La Tunisie mieux préparée que l'Algérie

Les spécialistes s'interrogent, depuis plusieurs semaines sur l'état de préparation de l'Algérie vis-à-vis de l'ICS. Des doutes existent, face à cette nouvelle législation restrictive, sur le fait qu'une seule rencontre de vulgarisation puisse suffire à mettre les exportateurs algériens au diapason. L'enjeu est de taille : il s'agit du sort des produits exportés hors hydrocarbures. Ils risquent fortement d'être pénalisés, sous le régime de l'ICS, à la fois à cause des standards de qualité exigés et des procédures complexes de leur exportation à partir des ports algériens. Les voisins tunisiens et marocains dont le volume des exportations cumulées vers l'UE dépasse les 10 milliards de dollars (en manufacturés) se sont préparés plus sérieusement à la date du 1er janvier 2011. En Tunisie, des réunions ont été organisées par les pouvoirs publics avec les organisations patronales à ce sujet, il y a déjà quelques mois. Le président de la confédération tunisienne de textile et de cuir, a évoqué le sujet lors d'une rencontre sur les échanges commerciaux entre les deux pays, tenue récemment à Alger : «les institutions tunisiennes avec la collaboration de son organisation patronale (UTICA), a organisé des séminaires avec des experts européens et spécialistes pour sensibiliser les opérateurs économiques et exportateurs sur ces mesures». «C'est vrai, ce sont des mesures de sécurité. Mais, on a bien appris la leçon, dans le passé, d'autant que nos produits tunisiens avaient rencontré des problèmes au niveau de l'Union européenne à propos de Reach (les produits qui contiennent des substances toxiques» a ajouté M Khalil.
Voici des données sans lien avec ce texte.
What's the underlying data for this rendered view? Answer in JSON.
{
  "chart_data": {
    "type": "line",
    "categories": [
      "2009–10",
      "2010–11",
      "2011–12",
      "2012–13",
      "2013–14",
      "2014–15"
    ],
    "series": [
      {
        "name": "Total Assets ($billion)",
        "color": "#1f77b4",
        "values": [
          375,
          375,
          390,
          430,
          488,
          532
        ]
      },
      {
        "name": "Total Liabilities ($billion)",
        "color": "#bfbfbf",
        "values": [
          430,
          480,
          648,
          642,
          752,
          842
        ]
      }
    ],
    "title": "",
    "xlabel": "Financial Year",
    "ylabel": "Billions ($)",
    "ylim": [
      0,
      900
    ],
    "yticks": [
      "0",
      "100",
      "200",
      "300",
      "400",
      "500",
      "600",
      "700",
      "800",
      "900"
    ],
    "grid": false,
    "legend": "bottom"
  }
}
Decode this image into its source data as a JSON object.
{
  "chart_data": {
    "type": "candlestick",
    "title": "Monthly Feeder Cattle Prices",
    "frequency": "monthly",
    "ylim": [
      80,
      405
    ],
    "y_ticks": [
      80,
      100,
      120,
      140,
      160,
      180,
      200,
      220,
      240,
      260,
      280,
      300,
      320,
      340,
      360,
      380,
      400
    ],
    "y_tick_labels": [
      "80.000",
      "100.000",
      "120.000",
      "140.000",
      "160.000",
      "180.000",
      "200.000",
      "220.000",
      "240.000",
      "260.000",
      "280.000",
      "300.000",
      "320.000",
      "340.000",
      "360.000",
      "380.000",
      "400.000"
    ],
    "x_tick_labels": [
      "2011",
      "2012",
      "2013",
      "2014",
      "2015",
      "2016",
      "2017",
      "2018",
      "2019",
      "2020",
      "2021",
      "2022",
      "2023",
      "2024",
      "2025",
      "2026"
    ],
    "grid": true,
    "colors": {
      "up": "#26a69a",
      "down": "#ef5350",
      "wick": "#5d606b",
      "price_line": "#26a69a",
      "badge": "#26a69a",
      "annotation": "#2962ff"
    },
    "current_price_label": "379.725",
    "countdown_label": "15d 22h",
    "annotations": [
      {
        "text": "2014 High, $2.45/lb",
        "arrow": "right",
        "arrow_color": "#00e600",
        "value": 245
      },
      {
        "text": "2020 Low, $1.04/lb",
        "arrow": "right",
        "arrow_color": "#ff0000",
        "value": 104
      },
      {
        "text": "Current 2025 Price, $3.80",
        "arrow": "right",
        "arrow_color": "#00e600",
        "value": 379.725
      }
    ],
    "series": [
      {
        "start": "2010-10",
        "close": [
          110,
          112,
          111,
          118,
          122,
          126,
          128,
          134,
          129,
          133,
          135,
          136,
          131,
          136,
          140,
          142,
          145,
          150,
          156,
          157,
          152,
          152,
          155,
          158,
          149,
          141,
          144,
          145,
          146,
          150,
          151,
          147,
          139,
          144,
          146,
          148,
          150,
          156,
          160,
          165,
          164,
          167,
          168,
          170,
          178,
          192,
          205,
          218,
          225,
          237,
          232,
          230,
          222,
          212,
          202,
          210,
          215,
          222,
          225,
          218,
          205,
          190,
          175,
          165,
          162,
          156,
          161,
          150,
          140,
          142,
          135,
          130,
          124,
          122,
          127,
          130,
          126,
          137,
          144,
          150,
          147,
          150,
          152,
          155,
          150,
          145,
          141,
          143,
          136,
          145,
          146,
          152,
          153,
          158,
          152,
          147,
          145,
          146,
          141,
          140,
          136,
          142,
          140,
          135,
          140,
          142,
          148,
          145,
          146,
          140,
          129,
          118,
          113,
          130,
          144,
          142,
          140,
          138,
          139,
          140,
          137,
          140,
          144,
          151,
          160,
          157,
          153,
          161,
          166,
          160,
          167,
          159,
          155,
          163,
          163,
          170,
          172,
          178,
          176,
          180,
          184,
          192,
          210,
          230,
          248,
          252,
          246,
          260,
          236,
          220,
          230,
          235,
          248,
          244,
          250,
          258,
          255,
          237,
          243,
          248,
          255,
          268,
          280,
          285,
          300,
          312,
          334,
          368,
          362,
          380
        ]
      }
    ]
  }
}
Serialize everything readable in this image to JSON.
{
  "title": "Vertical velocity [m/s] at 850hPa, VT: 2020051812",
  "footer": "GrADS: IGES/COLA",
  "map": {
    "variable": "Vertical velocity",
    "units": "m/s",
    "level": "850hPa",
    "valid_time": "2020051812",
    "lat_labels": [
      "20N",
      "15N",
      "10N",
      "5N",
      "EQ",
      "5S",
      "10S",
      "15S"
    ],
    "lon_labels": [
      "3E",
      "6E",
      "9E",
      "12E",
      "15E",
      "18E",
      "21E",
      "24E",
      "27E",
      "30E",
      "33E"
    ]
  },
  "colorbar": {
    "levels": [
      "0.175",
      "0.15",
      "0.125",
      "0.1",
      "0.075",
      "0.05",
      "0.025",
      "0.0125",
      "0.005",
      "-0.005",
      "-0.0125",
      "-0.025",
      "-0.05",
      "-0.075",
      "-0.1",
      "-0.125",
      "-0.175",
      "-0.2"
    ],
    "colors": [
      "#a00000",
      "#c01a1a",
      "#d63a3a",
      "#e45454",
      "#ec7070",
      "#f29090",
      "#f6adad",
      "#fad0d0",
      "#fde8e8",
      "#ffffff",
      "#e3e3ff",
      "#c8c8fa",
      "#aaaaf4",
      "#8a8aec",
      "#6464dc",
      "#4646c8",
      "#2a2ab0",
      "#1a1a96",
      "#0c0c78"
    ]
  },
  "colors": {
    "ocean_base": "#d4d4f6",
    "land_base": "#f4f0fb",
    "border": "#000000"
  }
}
La culture de la veille absente chez l'Etat

Face à l'immobilisme de leurs pouvoirs publics, les exportateurs algériens ignorent cette mesure, exceptés ceux ayant fait partie du programme Optimexport, organisé par UbiFrance. Des patrons importants qui projettent d'exporter vers l'Europe, comme Amor Benamor, manager général du groupe Benamor (pâtes alimentaires) ont fait savoir qu'ils n'étaient pas au courant «du contenu précis de cette mesure». Pour Slim Othmani Président du CA de NCA (Jus Rouiba) et membre influent au Forum des chefs d'entreprises (FCE), la responsabilité est partagée entre les pouvoirs publics et les exportateurs. «L'absence d'une véritable campagne de sensibilisation et de vulgarisation est de la responsabilité certes des pouvoirs publics qui n'ont pas joué leur rôle, mais les exportateurs doivent être à l'affut de tout ce qui se passe au niveau mondial» a t-il déclaré à Maghrebemergent.info. Du côté des experts, l'Algérie ne s'est pas du tout préparée à cette réglementation, et ce genre de campagne ne suffit pas à 48 heures avant l'application de cette mesure. C'est le point de vue de Lotfi Halfaoui, expert international: «Franchement, nos institutions n'ont pas la culture de veille. Il y a une organisation prônée par le ministère de l'Industrie et qui est censée toucher tous les ministères mais sur le terrain ça n'avance guère».